On purely internal considerations, some aspects of dGRN structure appear much more impervious to change than others. For example, a frequently encountered type of subcircuit in upstream regions of dGRNs consists of two or three genes locked together by feedback inputs (Davidson, 2010). These feedback structures act to stabilize regulatory states, and there is a high penalty to change, in that interference with the dynamic expression of any one of the genes causes the collapse of expression of all, and the total loss from the system of their contributions to the regulatory state. On the other hand, peripheral far downstream subcircuits such as differentiation gene batteries can change freely without affecting major patterning functions or causing network collapse (Davidson and Erwin, 2006; Erwin and Davidson, 2009]).
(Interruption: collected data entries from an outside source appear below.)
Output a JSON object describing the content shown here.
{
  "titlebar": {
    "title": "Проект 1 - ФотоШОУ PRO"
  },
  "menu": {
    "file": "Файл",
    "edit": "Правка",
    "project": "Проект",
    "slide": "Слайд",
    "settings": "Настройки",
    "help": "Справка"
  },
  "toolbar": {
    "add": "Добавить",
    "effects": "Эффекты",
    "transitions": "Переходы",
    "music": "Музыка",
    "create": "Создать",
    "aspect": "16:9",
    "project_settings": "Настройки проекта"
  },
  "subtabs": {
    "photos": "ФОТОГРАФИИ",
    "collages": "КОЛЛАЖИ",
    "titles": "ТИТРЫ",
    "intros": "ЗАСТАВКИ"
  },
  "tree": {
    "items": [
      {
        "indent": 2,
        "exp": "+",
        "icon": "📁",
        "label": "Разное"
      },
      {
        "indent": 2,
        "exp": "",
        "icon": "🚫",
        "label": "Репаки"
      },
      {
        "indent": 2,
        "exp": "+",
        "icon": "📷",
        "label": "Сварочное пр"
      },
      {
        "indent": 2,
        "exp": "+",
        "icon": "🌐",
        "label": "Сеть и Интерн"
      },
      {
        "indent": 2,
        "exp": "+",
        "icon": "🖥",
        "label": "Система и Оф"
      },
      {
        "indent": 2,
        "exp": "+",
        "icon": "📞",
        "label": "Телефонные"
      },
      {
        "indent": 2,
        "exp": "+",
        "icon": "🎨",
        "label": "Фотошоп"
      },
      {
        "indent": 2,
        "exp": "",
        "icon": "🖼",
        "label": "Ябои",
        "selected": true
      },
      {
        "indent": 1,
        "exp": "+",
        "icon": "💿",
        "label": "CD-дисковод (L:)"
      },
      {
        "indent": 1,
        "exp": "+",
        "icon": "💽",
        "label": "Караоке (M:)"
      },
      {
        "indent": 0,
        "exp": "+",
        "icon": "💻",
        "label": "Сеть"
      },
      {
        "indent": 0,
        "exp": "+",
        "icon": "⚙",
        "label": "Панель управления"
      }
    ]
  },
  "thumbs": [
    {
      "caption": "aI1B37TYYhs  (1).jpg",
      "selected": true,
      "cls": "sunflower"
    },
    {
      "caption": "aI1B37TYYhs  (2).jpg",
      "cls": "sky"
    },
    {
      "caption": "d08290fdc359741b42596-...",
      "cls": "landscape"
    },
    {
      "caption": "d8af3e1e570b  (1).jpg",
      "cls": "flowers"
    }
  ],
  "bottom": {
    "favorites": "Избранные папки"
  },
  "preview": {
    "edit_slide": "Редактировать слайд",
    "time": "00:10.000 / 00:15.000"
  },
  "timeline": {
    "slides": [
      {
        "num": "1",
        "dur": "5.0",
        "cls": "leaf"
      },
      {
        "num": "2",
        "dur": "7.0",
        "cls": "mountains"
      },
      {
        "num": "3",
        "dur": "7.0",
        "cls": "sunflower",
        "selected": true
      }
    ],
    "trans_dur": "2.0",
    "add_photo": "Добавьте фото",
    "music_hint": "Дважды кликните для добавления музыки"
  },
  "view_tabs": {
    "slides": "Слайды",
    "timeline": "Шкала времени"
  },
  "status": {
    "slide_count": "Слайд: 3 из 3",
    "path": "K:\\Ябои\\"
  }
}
Whatever continuous variation occurs at individual cis-regulatory sequences, the dGRN circuit output preserves its Boolean morphogenetic character.
Therefore the action of selection differs across dGRN structure. Selection does not operate to produce continuous adaptive change except at the dGRN periphery. The lack of continuous variation in morphogenetic traits defining Class and Phylum level clades is obvious in the striking evolutionary stasis revealed by the fossil record (Davidson and Erwin, 2006; 2009; Erwin, 2011). In other words, while cis-regulatory sequence variation may have continuing adaptive significance at the dGRN periphery, at upper levels of the dGRN hierarchy it does not have the same significance because the system level output is very impervious to change, except for catastrophic loss of the body part or loss of viability altogether. As long realized and much discussed in a non-mechanistic way in advance of actual knowledge of dGRN structure and function (for review see Gibson and Wagner, 2000), this imperviousness has something to do with whatever processes generate canalization and/or “buffering” of the genetic control system. We can now begin to understand canalization mechanistically in terms of dGRN hierarchy and subcircuit structure, as above, butin so far as “buffering” is taken to mean protection against “environmental fluctuations” as in many evolutionary mathematical models, it is irrelevant to animal embryonic processes, since in the main these depend not at all upon environmental inputs.